# a great use for old socks



## Vylum (May 12, 2016)

you put them over your arms to clean dust and drips. they stay in place while you scrub and a great material


----------



## chrisn (Jul 15, 2007)

I am speechless:vs_laugh:


----------



## chicken (Feb 23, 2017)

Vylum said:


> you put them over your arms to clean dust and drips. they stay in place while you scrub and a great material


Hopefully they have been washed first. :vs_shocked:


----------



## lilpaintchic (Jul 9, 2014)

Video? I don't get it....

Sent from my SM-G930V using Tapatalk


----------



## PACman (Oct 24, 2014)

i thought it being Vylum he was going to say he used them to paint with! LOL! You know......it would probably work for small hard to reach areas though....


----------



## RH (Sep 7, 2010)

T-Rex arms eh?


----------



## CApainter (Jun 29, 2007)

It makes sense to me. 

With all of the liquid and pasty products we handle, having a convenient way to wipe a dollop of paint off your finger here, or a glob of caulking there would be convenient with a sleeve rag. I mean, we're not talking about replacing the rag.


----------



## PACman (Oct 24, 2014)

they're great for buffing wax off of hard to reach areas of car bodies. As long as they are 100% cotton anyway. Turn them inside out and they work great for this.


----------



## stelzerpaintinginc. (May 9, 2012)

I put em over my ladder stabilizers after the 1st coat is sprayed. Keeps from marring new paint. I still feel compelled to put a matching pair on each time. Strange.


----------



## 007 Dave (Jun 22, 2016)

I put socks on my ladder pads. I buy the blue pads that Werner makes. It keeps the pads from making marks on the walls or siding once they old and all painted up. I just change the socks from time to time. It keeps everything nice and clean.


----------



## ParamountPaint (Aug 25, 2016)

i use old no-show ankle socks to put around the brush handle when I need to spot stains on a ceiling with BIN. That stuff is runny and the socks catch the mess.

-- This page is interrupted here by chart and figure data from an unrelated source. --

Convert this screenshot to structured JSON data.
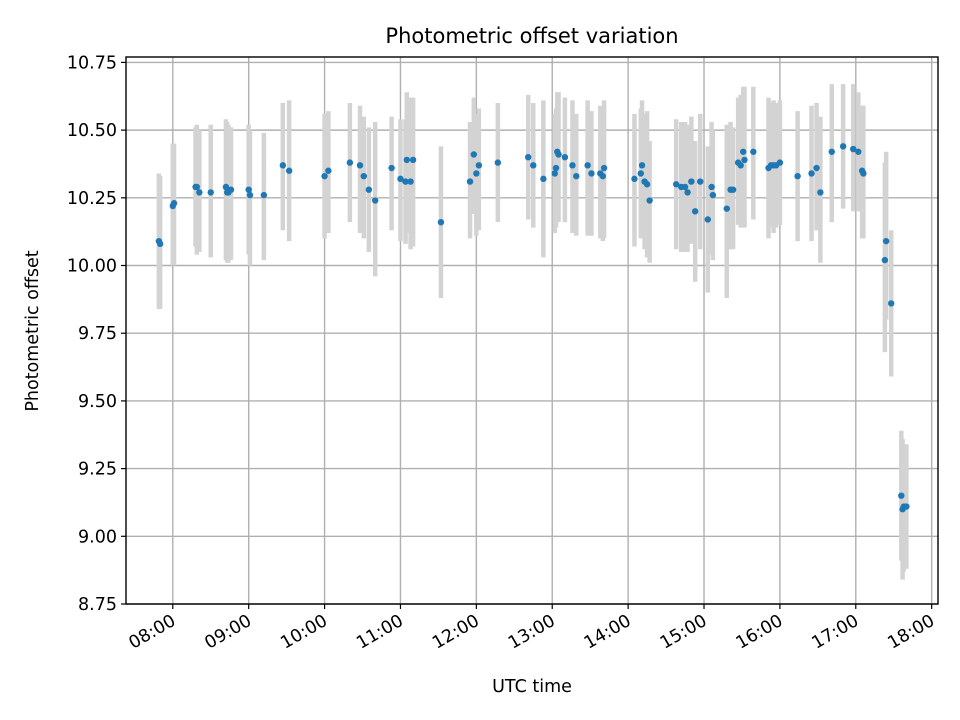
{
  "chart_data": {
    "type": "scatter",
    "title": "Photometric offset variation",
    "xlabel": "UTC time",
    "ylabel": "Photometric offset",
    "x_tick_labels": [
      "08:00",
      "09:00",
      "10:00",
      "11:00",
      "12:00",
      "13:00",
      "14:00",
      "15:00",
      "16:00",
      "17:00",
      "18:00"
    ],
    "y_tick_labels": [
      "8.75",
      "9.00",
      "9.25",
      "9.50",
      "9.75",
      "10.00",
      "10.25",
      "10.50",
      "10.75"
    ],
    "xlim": [
      "07:23",
      "18:05"
    ],
    "ylim": [
      8.75,
      10.77
    ],
    "grid": true,
    "colors": {
      "point": "#1f77b4",
      "errorbar": "#d3d3d3"
    },
    "series": [
      {
        "x": [
          "07:49",
          "07:50",
          "08:00",
          "08:01",
          "08:18",
          "08:19",
          "08:21",
          "08:30",
          "08:42",
          "08:43",
          "08:44",
          "08:46",
          "09:00",
          "09:01",
          "09:12",
          "09:27",
          "09:32",
          "10:00",
          "10:03",
          "10:20",
          "10:28",
          "10:31",
          "10:35",
          "10:40",
          "10:53",
          "11:00",
          "11:04",
          "11:05",
          "11:08",
          "11:10",
          "11:32",
          "11:55",
          "11:58",
          "12:00",
          "12:02",
          "12:17",
          "12:41",
          "12:45",
          "12:53",
          "13:02",
          "13:03",
          "13:04",
          "13:05",
          "13:10",
          "13:16",
          "13:19",
          "13:28",
          "13:31",
          "13:38",
          "13:40",
          "13:41",
          "14:05",
          "14:10",
          "14:11",
          "14:13",
          "14:15",
          "14:17",
          "14:38",
          "14:42",
          "14:45",
          "14:47",
          "14:50",
          "14:53",
          "14:57",
          "15:03",
          "15:06",
          "15:07",
          "15:18",
          "15:21",
          "15:23",
          "15:27",
          "15:29",
          "15:31",
          "15:32",
          "15:39",
          "15:51",
          "15:53",
          "15:55",
          "15:57",
          "16:00",
          "16:14",
          "16:25",
          "16:29",
          "16:32",
          "16:41",
          "16:50",
          "16:58",
          "17:02",
          "17:05",
          "17:06",
          "17:23",
          "17:24",
          "17:28",
          "17:36",
          "17:37",
          "17:38",
          "17:40"
        ],
        "y": [
          10.09,
          10.08,
          10.22,
          10.23,
          10.29,
          10.29,
          10.27,
          10.27,
          10.29,
          10.27,
          10.27,
          10.28,
          10.28,
          10.26,
          10.26,
          10.37,
          10.35,
          10.33,
          10.35,
          10.38,
          10.37,
          10.33,
          10.28,
          10.24,
          10.36,
          10.32,
          10.31,
          10.39,
          10.31,
          10.39,
          10.16,
          10.31,
          10.41,
          10.34,
          10.37,
          10.38,
          10.4,
          10.37,
          10.32,
          10.34,
          10.36,
          10.42,
          10.41,
          10.4,
          10.37,
          10.33,
          10.37,
          10.34,
          10.34,
          10.33,
          10.36,
          10.32,
          10.34,
          10.37,
          10.31,
          10.3,
          10.24,
          10.3,
          10.29,
          10.29,
          10.27,
          10.31,
          10.2,
          10.31,
          10.17,
          10.29,
          10.26,
          10.21,
          10.28,
          10.28,
          10.38,
          10.37,
          10.42,
          10.39,
          10.42,
          10.36,
          10.37,
          10.37,
          10.37,
          10.38,
          10.33,
          10.34,
          10.36,
          10.27,
          10.42,
          10.44,
          10.43,
          10.42,
          10.35,
          10.34,
          10.02,
          10.09,
          9.86,
          9.15,
          9.1,
          9.11,
          9.11
        ],
        "yerr_low": [
          9.84,
          9.84,
          10.0,
          10.0,
          10.07,
          10.04,
          10.05,
          10.03,
          10.02,
          10.01,
          10.01,
          10.02,
          10.04,
          10.0,
          10.02,
          10.13,
          10.09,
          10.1,
          10.12,
          10.16,
          10.12,
          10.1,
          10.05,
          9.96,
          10.13,
          10.09,
          10.08,
          10.12,
          10.06,
          10.07,
          9.88,
          10.1,
          10.19,
          10.11,
          10.13,
          10.16,
          10.17,
          10.14,
          10.03,
          10.12,
          10.14,
          10.18,
          10.16,
          10.16,
          10.12,
          10.11,
          10.11,
          10.11,
          10.1,
          10.09,
          10.1,
          10.07,
          10.1,
          10.12,
          10.06,
          10.03,
          10.01,
          10.06,
          10.05,
          10.05,
          10.05,
          10.08,
          9.94,
          10.06,
          9.9,
          10.04,
          10.02,
          9.88,
          10.06,
          10.06,
          10.15,
          10.14,
          10.18,
          10.14,
          10.17,
          10.1,
          10.14,
          10.12,
          10.14,
          10.15,
          10.09,
          10.09,
          10.13,
          10.01,
          10.16,
          10.21,
          10.2,
          10.2,
          10.1,
          10.1,
          9.68,
          9.8,
          9.59,
          8.91,
          8.84,
          8.87,
          8.88
        ],
        "yerr_high": [
          10.34,
          10.33,
          10.45,
          10.45,
          10.51,
          10.52,
          10.5,
          10.52,
          10.54,
          10.53,
          10.52,
          10.51,
          10.52,
          10.5,
          10.49,
          10.6,
          10.61,
          10.56,
          10.57,
          10.6,
          10.59,
          10.55,
          10.51,
          10.53,
          10.55,
          10.54,
          10.54,
          10.64,
          10.62,
          10.62,
          10.44,
          10.53,
          10.62,
          10.56,
          10.58,
          10.6,
          10.63,
          10.6,
          10.61,
          10.56,
          10.58,
          10.64,
          10.64,
          10.62,
          10.61,
          10.56,
          10.61,
          10.57,
          10.59,
          10.57,
          10.61,
          10.56,
          10.58,
          10.61,
          10.56,
          10.57,
          10.46,
          10.54,
          10.53,
          10.53,
          10.52,
          10.55,
          10.46,
          10.56,
          10.44,
          10.53,
          10.5,
          10.52,
          10.53,
          10.51,
          10.62,
          10.63,
          10.66,
          10.66,
          10.66,
          10.62,
          10.6,
          10.61,
          10.6,
          10.61,
          10.57,
          10.59,
          10.6,
          10.55,
          10.67,
          10.67,
          10.67,
          10.64,
          10.59,
          10.59,
          10.38,
          10.42,
          10.13,
          9.39,
          9.36,
          9.34,
          9.34
        ]
      }
    ]
  }
}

Step two...pitch the brush and sock in the garbage.


----------



## ParamountPaint (Aug 25, 2016)

Socks are pretty good on the end of an extension to grab some cobwebs from a stairwell ceiling.

I'm a serial sock replacer, meaning when I buy new socks of one type, I completely discard all of the old one of the same type. Makes laundry sorting easier.


----------



## Brushman4 (Oct 18, 2014)

PACman said:


> i thought it being Vylum he was going to say he used them to paint with! LOL! You know......it would probably work for small hard to reach areas though....


Well I'm sure most of us have used paint mitts, so why not socks?


----------



## slinger58 (Feb 11, 2013)

Brushman4 said:


> Well I'm sure most of us have used paint mitts, so why not socks?




Because I don't paint well with my feet.


Sent from my iPhone using Tapatalk


----------



## Delta Painting (Apr 27, 2010)

Or you can be like flea and where one one your junk...


----------